Le nombre de femmes enceintes décédées en République démocratique du Congo a augmenté de 30 % depuis 2023, selon un rapport de l’OMS, en raison de leur évitement des hôpitaux par crainte de l’Ebola.
Le nombre de décès maternels en République démocratique du Congo (RDC) a connu une augmentation significative, atteignant une hausse de 30 % entre 2023 et 2026, selon un rapport de l’Organisation mondiale de la santé (OMS) publié en juillet 2026. Cette tendance s’explique en partie par l’évitement des structures hospitalières par les femmes enceintes, craignant l’exposition au virus de l’Ebola, qui a connu une reprise dans certaines régions du pays.
Craintes de l’Ebola et réticence à consulter
Les autorités sanitaires locales signalent que de nombreuses femmes enceintes évitent les centres de santé en raison de la peur d’être contaminées par le virus de l’Ebola, malgré des mesures de prévention renforcées. « Les patients racontent avoir vu des patients isolés dans les hôpitaux, ce qui les dissuade de venir », a déclaré un responsable de la santé de l’UNICEF lors d’une conférence de presse en juin 2026.
Une enquête menée par le Centre de recherche sur les maladies infectieuses de Kinshasa (CRMIK) en mai 2026 révèle que 62 % des femmes interrogées dans les provinces de l’Équateur et du Kivu oriental ont déclaré éviter les soins prénatals en raison de la peur de l’Ebola. « Les informations erronées circulent sur les réseaux sociaux, affirmant que les hôpitaux sont des lieux de contamination », a ajouté le directeur du CRMIK, Dr. Jean-Paul Mwana.
Impact sur les soins prénatals et les résultats maternels
Cette réticence à consulter a entraîné une diminution des consultations prénatales, augmentant le risque de complications lors de l’accouchement. Selon l’OMS, 45 % des femmes enceintes dans les zones touchées n’ont pas reçu de suivi médical pendant leur grossesse en 2026, contre 28 % en 2023. « Les soins prénatals sont essentiels pour détecter les risques tels que l’hypertension ou le diabète gestationnel, mais ils sont de plus en plus négligés », a précisé un médecin du centre de santé de Mbandaka.
Les données de l’Institut national de la santé publique (INSP) montrent que les taux de mortalité maternelle dans les provinces du Nord-Kivu et de l’Équateur ont augmenté de 22 % entre 2023 et 2026. « Beaucoup de femmes accouchent à domicile, sans assistance médicale, ce qui augmente les risques de saignements ou de complications infectieuses », a souligné un responsable du ministère de la Santé.

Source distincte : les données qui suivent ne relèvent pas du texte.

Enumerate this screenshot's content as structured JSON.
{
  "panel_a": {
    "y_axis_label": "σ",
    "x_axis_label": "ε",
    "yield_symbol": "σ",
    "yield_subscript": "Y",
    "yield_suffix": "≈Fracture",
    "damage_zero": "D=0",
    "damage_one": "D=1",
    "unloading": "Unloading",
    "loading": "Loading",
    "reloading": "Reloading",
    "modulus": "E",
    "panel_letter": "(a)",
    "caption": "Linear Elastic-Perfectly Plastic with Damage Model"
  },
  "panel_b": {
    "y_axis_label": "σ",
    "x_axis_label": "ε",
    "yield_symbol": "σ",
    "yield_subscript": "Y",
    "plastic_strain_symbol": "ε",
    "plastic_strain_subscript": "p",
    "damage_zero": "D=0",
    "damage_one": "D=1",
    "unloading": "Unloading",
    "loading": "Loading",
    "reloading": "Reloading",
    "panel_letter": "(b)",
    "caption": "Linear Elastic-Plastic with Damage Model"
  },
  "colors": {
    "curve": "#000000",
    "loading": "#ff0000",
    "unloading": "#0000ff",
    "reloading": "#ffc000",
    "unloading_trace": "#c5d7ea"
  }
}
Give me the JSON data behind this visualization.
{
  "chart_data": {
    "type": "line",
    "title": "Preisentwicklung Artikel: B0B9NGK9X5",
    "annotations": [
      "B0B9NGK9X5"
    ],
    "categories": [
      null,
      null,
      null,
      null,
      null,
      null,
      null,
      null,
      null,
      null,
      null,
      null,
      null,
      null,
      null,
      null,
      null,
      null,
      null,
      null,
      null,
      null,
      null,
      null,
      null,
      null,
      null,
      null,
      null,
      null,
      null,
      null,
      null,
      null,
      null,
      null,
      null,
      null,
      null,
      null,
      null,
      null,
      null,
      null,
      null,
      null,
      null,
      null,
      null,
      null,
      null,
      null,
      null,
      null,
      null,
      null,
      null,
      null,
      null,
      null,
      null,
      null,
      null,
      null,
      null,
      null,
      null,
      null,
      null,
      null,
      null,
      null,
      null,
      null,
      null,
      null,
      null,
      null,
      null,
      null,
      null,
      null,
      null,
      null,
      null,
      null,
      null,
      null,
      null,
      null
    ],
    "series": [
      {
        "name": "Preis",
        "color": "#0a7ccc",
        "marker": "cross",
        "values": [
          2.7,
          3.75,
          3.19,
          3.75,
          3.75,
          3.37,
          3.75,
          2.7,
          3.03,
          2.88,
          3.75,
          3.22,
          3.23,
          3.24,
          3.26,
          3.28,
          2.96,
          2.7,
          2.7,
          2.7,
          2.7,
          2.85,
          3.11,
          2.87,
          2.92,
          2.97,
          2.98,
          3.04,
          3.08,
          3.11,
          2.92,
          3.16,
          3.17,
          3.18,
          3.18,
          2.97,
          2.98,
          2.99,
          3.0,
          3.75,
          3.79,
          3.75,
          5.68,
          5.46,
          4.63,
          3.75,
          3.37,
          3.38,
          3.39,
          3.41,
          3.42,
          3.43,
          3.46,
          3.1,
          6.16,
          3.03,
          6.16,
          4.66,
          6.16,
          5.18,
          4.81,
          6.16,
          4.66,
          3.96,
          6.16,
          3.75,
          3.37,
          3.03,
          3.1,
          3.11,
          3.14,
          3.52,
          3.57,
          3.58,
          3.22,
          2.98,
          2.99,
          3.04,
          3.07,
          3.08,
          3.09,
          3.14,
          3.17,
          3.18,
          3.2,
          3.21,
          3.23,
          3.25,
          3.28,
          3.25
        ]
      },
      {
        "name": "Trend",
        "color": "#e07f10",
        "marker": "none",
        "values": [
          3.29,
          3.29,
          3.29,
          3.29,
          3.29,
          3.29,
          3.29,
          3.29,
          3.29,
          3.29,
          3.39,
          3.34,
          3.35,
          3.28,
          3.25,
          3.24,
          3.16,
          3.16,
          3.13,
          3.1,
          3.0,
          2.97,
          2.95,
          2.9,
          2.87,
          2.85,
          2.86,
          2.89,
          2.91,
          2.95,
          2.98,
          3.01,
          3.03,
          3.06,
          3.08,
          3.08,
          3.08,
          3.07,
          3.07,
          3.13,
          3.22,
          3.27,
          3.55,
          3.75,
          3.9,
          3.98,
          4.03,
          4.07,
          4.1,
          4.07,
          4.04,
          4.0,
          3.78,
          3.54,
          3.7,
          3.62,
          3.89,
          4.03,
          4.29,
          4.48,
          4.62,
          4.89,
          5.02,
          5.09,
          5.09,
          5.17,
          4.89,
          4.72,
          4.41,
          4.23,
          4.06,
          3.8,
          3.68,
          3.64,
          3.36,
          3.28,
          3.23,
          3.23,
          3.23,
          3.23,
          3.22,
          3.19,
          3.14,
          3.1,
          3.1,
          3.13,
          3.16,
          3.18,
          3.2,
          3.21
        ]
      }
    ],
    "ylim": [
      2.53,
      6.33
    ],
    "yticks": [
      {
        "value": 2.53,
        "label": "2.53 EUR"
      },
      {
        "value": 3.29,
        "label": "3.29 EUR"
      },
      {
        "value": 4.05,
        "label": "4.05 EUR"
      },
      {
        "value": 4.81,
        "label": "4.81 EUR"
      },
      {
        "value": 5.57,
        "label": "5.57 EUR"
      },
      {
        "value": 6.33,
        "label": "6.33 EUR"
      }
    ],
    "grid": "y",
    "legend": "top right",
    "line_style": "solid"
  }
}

Mesures des autorités et campagnes de sensibilisation
Face à cette situation, le gouvernement congolais a lancé en juillet 2026 une campagne de sensibilisation pour rassurer la population. « Nous travaillons avec des chefs religieux et communautaires pour expliquer que les hôpitaux sont sécurisés et que les mesures de quarantaine sont strictes », a déclaré la ministre de la Santé, Dr. Christine Kambale.
Des tests réguliers et des protocoles d’hygiène renforcés ont été mis en place dans les centres de santé. « Les équipes médicales reçoivent des masques, des gants et des blouses jetables, et les salles d’accouchement sont désinfectées après chaque intervention », a expliqué un infirmier du centre de Kinshasa. Cependant, des ONG locales soulignent que ces mesures ne suffisent pas à dissiper les craintes.
Résistance à la vaccination et désinformation
Une autre cause de la réticence est la méfiance envers la vaccination contre l’Ebola. Selon une enquête de l’Institut africain de recherche (IAR) en avril 2026, 38 % des habitants des régions touchées refusent la vaccination, craignant des effets secondaires. « Les rumeurs selon lesquelles la vaccination provoque l’Ebola circulent activement », a affirmé un responsable de l’OMS.
Pour combattre cette désinformation, le gouvernement a collaboré avec des influenceurs locaux et des médias communautaires. « Nous utilisons des radios locales et des réseaux sociaux pour diffuser des messages de confiance », a précisé un porte-parole du ministère de la Santé. Cependant, des experts alertent sur la lenteur de ces campagnes.
Perspectives et attentes
Les autorités prévoient d’élargir les centres de santé dédiés à la maternité dans les zones à risque. « Nous espérons ouvrir 15 nouveaux centres d’accouchement sécurisés d’ici 2027 », a annoncé le ministre de la Santé. Cependant, les ONG soulignent que des financements supplémentaires sont nécessaires pour répondre à la crise.
« La priorité est de rétablir la confiance des populations dans les services de santé, tout en renforçant les mesures de prévention de l’Ebola », a conclu un expert de l’OMS. Les prochaines semaines seront déterminantes pour évaluer l’efficacité des campagnes de sensibilisation et des mesures sanitaires.